December 1, 2010 |
GAINESVILLE, Fla. — Habitat destruction and species extinction may lead to an increase in diseases that infect humans and other species, according to a paper in the journal Nature co-authored by a University of Florida ecologist.
In the paper to be published Thursday, UF biology professor Robert D. Holt and his colleagues reported that by reviewing studies from a wide range of systems, including data from plants, animals and bacteria, they were able to relate dimensions of environmental loss, and in particular species loss, with incidence of infectious disease. The study — – which was led by biologist Felicia Keesing of Bard College — – focused on diseases on the rise, such as West Nile virus, Lyme disease and Hantavirus.
“The general degradation of biodiversity because of land use transformation, combined with climate change, overharvesting, and so forth, is likely to have many perverse consequences for emerging pathogens,” said Holt, a UF Eminent Scholar associated with the Emerging Pathogens Institute. “You have to think both as an ecologist and an infectious disease specialist to grapple with questions like this.”
Some pathogens can flourish under less biologically diverse conditions, such as in areas where top predators or other key species become extinct.
To illustrate this point, the researchers use an example study of how a dwindling population of opossums in Virginia forests contributes to the spread of Lyme disease. Opossums are able to effectively kill disease-carrying ticks when the ticks attach to them, helping to limit the population of the parasite. When opossum populations decline, tick populations flourish and feed off the Virginia white-footed mouse, which is less able to defend itself from the blood-feeding ticks. In addition, the mouse’s ability to reproduce quickly and in great numbers means there are more vulnerable hosts available. Species that are resilient to human impacts may often have correlated biological traits that permit them to be effective hosts of pathogens.
The area and spatial arrangement of natural spaces also can influence the likelihood for diseases to jump from animals to humans. Experts have linked the recent rapid rise of Avian influenza in Asia to bird habitat loss. Holt said Avian influenza is a worry for people in the United States, but in contrast to Asia, many U.S. national wildlife reserves provide refuges for migratory birds that helps to keep the illness at bay, whereas wetland degradation in other parts of the world may force migrating waterfowl into sites where they have contact with domestic fowl.
Global biodiversity has declined rapidly in the last 60 years and extinction rates are projected to rise dramatically in the next five decades. The patterns described in the paper suggest that there will be correlated, complex effects on disease incidence and emergence, Holt said.
Biodiversity also occurs within individual hosts, such as with humans.
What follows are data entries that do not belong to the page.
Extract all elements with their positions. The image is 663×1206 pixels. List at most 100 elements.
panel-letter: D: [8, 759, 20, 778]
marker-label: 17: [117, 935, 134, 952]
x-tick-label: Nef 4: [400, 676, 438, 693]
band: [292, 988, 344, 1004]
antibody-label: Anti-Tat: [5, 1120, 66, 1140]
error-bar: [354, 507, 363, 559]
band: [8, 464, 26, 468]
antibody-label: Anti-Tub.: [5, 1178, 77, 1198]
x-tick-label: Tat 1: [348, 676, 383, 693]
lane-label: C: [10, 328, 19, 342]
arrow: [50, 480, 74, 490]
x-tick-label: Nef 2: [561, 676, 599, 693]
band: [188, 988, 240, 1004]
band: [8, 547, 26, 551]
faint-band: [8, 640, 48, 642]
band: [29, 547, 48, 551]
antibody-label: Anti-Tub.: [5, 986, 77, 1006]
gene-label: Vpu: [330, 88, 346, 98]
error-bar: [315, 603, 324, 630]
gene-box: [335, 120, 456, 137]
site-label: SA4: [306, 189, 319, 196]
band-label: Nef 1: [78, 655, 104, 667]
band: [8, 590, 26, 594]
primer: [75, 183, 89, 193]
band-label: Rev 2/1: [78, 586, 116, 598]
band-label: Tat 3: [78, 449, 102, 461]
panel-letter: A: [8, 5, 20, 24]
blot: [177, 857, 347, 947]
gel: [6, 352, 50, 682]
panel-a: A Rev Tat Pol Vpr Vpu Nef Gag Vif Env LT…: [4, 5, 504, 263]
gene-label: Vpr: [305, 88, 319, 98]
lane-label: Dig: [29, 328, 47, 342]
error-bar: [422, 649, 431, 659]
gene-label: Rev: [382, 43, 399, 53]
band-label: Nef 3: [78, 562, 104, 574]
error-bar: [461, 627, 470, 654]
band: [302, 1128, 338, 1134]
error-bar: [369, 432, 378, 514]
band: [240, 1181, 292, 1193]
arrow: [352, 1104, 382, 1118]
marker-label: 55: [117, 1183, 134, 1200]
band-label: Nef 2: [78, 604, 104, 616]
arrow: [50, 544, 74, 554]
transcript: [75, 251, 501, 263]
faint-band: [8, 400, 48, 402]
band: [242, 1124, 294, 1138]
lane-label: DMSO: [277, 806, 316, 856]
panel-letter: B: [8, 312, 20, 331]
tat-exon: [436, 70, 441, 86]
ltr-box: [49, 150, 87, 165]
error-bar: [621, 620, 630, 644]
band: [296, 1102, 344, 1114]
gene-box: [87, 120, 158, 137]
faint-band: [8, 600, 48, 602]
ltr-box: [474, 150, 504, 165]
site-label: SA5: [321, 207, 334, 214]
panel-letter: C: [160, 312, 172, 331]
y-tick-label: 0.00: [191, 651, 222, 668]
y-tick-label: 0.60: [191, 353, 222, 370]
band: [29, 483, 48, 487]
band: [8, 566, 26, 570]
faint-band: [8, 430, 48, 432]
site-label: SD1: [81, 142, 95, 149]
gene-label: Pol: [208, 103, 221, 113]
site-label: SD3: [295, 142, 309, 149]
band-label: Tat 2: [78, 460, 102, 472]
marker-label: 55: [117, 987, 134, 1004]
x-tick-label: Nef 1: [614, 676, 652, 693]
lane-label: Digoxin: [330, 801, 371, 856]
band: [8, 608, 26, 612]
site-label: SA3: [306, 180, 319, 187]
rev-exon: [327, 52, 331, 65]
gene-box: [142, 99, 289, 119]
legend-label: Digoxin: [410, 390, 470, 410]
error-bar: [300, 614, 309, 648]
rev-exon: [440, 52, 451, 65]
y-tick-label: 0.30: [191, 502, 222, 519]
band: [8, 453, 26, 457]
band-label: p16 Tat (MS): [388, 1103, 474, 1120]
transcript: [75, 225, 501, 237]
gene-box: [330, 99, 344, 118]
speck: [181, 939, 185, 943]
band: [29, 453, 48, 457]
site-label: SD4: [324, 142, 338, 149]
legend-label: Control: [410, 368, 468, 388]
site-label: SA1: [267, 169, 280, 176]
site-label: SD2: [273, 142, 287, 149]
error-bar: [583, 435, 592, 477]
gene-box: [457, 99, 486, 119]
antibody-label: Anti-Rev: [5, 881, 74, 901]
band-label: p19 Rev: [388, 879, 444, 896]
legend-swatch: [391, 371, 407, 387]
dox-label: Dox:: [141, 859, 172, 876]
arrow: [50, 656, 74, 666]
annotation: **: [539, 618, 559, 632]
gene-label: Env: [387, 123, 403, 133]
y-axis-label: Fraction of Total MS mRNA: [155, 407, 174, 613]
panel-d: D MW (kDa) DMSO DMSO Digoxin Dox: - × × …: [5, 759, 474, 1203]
Environmental changes, including the overuse of antibiotics, can result in a less bacteria-rich environment within the human body. In the Nature article, the experts suggest that a decline in overall biodiversity will affect the bacterial richness and composition of the human community of microbial symbionts, making the body less able ward off disease.
“When a clinical trial of a drug shows that it works,” said Keesing, the paper’s lead author, “the trial is halted so the drug can be made available. In a similar way, the protective effect of biodiversity is clear enough that we need to begin implementing policies to preserve it now.”
The National Science Foundation and the National Institutes of Health Ecology of Infectious Diseases Program funded this research.
Other co-authors of the paper are Samuel Myers of Harvard Medical School; Charles Mitchell of the University of North Carolina at Chapel Hill; Kate Jones of the Zoological Society of London; Anna Jolles at Oregon State University; Peter Hudson of Penn State University; Drew Harvell of Cornell University; Peter Daszak and Tiffany Bogich of the Wildlife Trust in New York City; and Lisa Belden of Virginia Tech.